Sending messages to an Akka Stream is a very useful pattern, but, at the time of this writing, it is also quite challenging, and it needs to be done with great care. There are two means for sending messages to an Akka Stream. The first is to use Source.actorRef. Messages sent to the actor materialized from this source will be emitted downstream, when there is demand. Otherwise, they will be buffered, up to the specified maximum, in conjunction with the overflow strategy.

val ref =  
  Source.actorRef[Long](Int.MaxValue, OverflowStrategy.fail)
    .to(Sink.foreach(println))
    .run()

Source(1 to Int.MaxValue)  
  .map(x => ref ! x)
  .runWith(Sink.ignore)

The drawback of this approach is that there is no feedback to the producer of the events. In other words, there is no backpressure, and it is vulnerable to out-of-memory exceptions (ref ! x is fire-and-forget).

The second approach is to use Source.queue, which is an improvement, since it can provide backpressure. The offer method returns a Future, which completes with the result of the enqueue operation.

val queue =  
  Source.queue[Long](Int.MaxValue, OverflowStrategy.backpressure)
    .to(Sink.foreach(println))
    .run()

Source(1 to Int.MaxValue)  
  .mapAsync(1)(x => queue.offer(x))
  .runWith(Sink.ignore)

The limitation of this approach is that the Source.queue must only be used from a single thread. Therefore, in order to send messages concurrently, one needs to serialize messages through an actor, or other means. The result is that I cannot send messages to the queue directly from multiple WebSocket connections, as I did in the first example, without additional synchronization. I hope that the Akka Streams API adds a thread-safe mechanism for this in the future.

Note that with both Source.actorRef and Source.queue, there are other options for flow control, like discarding the first element, discarding the last element, or discarding the entire buffer. Given the nature of the systems that I work on, it is usually a requirement to reliably process every single element in the stream, therefore, I rarely use these options.

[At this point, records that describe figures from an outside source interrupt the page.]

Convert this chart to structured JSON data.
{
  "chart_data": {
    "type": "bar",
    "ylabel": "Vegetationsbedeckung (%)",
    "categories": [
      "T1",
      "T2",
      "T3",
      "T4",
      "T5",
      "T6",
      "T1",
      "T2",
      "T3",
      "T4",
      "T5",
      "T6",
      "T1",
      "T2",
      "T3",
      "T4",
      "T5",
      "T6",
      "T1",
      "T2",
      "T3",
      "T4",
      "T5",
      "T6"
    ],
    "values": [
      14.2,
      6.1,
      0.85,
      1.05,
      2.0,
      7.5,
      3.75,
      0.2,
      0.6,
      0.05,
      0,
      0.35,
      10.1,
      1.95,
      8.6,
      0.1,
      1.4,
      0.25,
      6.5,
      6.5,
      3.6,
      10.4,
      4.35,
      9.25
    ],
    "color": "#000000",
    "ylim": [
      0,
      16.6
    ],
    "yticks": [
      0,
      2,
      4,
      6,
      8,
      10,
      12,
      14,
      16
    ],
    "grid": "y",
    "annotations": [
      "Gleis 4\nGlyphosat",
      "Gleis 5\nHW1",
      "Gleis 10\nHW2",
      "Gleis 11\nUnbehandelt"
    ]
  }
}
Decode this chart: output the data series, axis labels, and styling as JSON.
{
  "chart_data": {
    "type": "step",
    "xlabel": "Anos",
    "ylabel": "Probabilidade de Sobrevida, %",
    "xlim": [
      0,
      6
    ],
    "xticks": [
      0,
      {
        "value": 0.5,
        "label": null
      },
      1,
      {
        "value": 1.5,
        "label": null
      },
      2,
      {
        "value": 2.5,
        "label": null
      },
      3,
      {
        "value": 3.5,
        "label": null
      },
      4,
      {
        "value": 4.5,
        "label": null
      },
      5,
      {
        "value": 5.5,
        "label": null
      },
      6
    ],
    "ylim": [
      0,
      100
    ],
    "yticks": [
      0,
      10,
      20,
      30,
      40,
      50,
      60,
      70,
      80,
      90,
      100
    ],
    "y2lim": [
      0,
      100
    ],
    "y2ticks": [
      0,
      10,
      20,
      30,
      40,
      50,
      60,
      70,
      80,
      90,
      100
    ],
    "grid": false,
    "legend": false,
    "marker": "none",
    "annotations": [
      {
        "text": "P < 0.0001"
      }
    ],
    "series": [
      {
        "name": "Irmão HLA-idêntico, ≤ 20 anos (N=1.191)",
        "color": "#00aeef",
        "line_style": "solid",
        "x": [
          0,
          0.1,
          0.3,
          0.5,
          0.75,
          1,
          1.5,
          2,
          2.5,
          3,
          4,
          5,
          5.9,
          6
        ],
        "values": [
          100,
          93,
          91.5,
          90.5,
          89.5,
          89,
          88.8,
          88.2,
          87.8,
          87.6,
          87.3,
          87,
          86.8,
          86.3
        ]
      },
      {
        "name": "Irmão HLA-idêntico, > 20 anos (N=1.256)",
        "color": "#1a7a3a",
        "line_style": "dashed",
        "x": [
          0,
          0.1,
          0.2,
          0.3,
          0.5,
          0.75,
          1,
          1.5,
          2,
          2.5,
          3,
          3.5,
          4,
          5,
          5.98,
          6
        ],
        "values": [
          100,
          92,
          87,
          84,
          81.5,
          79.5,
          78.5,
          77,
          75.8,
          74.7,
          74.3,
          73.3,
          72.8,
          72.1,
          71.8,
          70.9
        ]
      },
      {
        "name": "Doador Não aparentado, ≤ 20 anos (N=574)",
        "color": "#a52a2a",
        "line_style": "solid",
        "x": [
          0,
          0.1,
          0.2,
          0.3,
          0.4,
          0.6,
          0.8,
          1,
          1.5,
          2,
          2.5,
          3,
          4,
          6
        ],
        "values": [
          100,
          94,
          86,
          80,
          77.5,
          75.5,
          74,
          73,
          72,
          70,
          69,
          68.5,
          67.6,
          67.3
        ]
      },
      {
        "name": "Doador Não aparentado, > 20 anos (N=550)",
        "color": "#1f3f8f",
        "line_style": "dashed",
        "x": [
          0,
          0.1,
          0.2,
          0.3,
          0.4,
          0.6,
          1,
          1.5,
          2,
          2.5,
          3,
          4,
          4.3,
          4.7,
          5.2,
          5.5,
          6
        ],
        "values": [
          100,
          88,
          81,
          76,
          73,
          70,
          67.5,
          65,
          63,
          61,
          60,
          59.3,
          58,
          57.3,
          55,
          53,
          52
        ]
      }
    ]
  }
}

For completeness, I will briefly mention that ActorPublisher and ActorSubscriber are also means of interfacing actors and streams, however, they may be deprecated in the future, so I will not detail them here. At the time of this writing, the ActorPublisher and ActorSubscriber also do not respect the streams supervision strategy, which can make error handling challenging.

Looking Ahead

In this article, I provided some introductory examples for integrating Akka Streams and Akka Actors. Rather than simply relying on the native, asynchronous messaging of actors, it is advantageous to build systems that combine streams and actors, using the techniques that I have demonstrated here. This leverages the advantages of streams—like flow control, bounded memory, and complex streaming-semantics—while integrating with the complementary functions of actors—like maintaining state and exposing an asynchronous query interface. In a future article, I will explore more sophisticated ways to integrate actors and streams, examining distributed execution and fault tolerance.